The chat API returns text/event-stream with JSON payloads:

const eventStream = await client.runs.stream(threadId, targetAssistantId, {
  input: { query: message },
  streamMode: ["messages", "updates"],
  config: { configurable: configWithThread },
});

const sseStream = new ReadableStream({
  async start(controller) {
    for await (const chunk of eventStream) {
      controller.enqueue(encoder.encode(`data ${JSON.stringify(chunk)}\n\n`));
    }
    controller.close();
  },
});

The frontend filters out classifier output from checkQueryType so only the final answer is shown.

Upload Flow

  • PDF: FormData with files β†’ convert to base64 β†’ client.runs.create(threadId, "upload_graph", { input: { pdfFile, threadId } }) β†’ poll until run completes.
  • Text: JSON body { text, threadId?, textId? } β†’ same upload_graph with textContent and textId.

If no threadId is provided, the API creates a new thread and returns it; the frontend switches to that thread and loads its document list.

Document Management

  • List: GET /api/documents?threadId=... β†’ invokes upload graph with operation: "list" β†’ returns { files, textSources }.
  • Delete: DELETE /api/documents?threadId=...&type=file&filename=... or type=text&textId=... β†’ upload graph with operation: "delete".

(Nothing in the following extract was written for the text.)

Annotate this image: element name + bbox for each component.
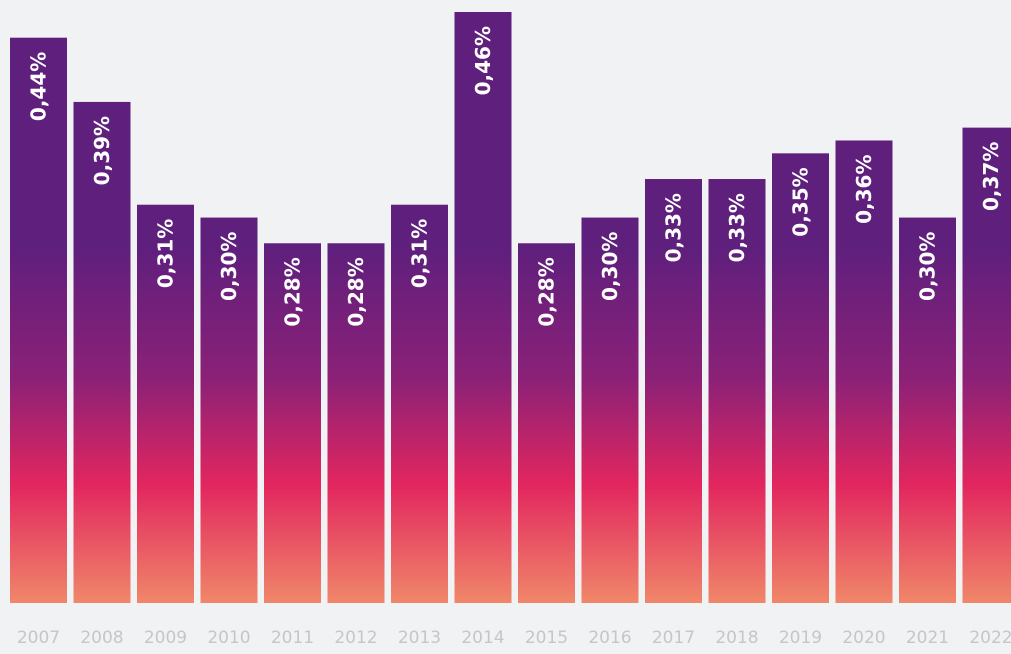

Key Implementation Details

Per-Thread Document Scoping

Every document row in Supabase includes thread_id in metadata. The retriever receives filterKwargs: { thread_id: threadId }, so each chat only sees its own documents. This mirrors NotebookLM’s notebook-scoped behavior.

Edit and Retry

When the user edits a prior message, the frontend sends messagesBeforeEdit (messages before the edit). The API updates thread state with those messages, then runs the graph with the new query. The model sees the corrected context and generates a new response.

Stop Generation

The frontend tracks run_id from SSE metadata. On stop, it calls client.runs.cancel(threadId, runId) and aborts the fetch. Partial content is preserved in the UI.

PDF Processing

PDFs are sent as base64 from the browser. The backend decodes to a buffer, writes to a temp file, uses LangChain’s PDFLoader, then deletes the temp file. Each chunk gets filename in metadata for source attribution.

Environment Variables

Variable Purpose
SUPABASE_URL Supabase project URL
SUPABASE_SERVICE_ROLE_KEY Service role key for server-side access
GOOGLE_CLOUD_PROJECT_ID GCP project for Vertex AI
GOOGLE_CLOUD_LOCATION Region (e.g., asia-south1)
USE_OLLAMA Set to "true" for local Ollama
OLLAMA_BASE_URL Ollama server URL (default localhost:11434)
NEXT_PUBLIC_LANGGRAPH_API_URL LangGraph server URL (default localhost:2024)

Supabase Schema

The documents table uses pgvector for similarity search:

  • id: Primary key
  • content: Chunk text
  • embedding: Vector (768 dimensions for Vertex AI)
  • metadata: JSON with thread_id, filename (for PDFs), source, text_id (for user text)

A match_documents function is used for the retriever query.

Takeaways

  • LangGraph provides a clean way to model RAG as a graph: routing, retrieval, and generation as separate nodes with clear state flow.
  • Per-thread document scoping via thread_id in metadata keeps chats isolated and avoids cross-contamination.
  • Smart routing reduces unnecessary retrieval for general questions and improves latency.
  • SSE streaming gives a responsive chat experience with real-time token display.
  • Dual model support (Vertex AI vs Ollama) makes it easy to develop locally and deploy to the cloud.

The NotebookLM clone demonstrates a production-ready RAG stack: document upload, chunking, embedding, retrieval, and chatβ€”all orchestrated by LangGraph and delivered through a modern Next.js frontend.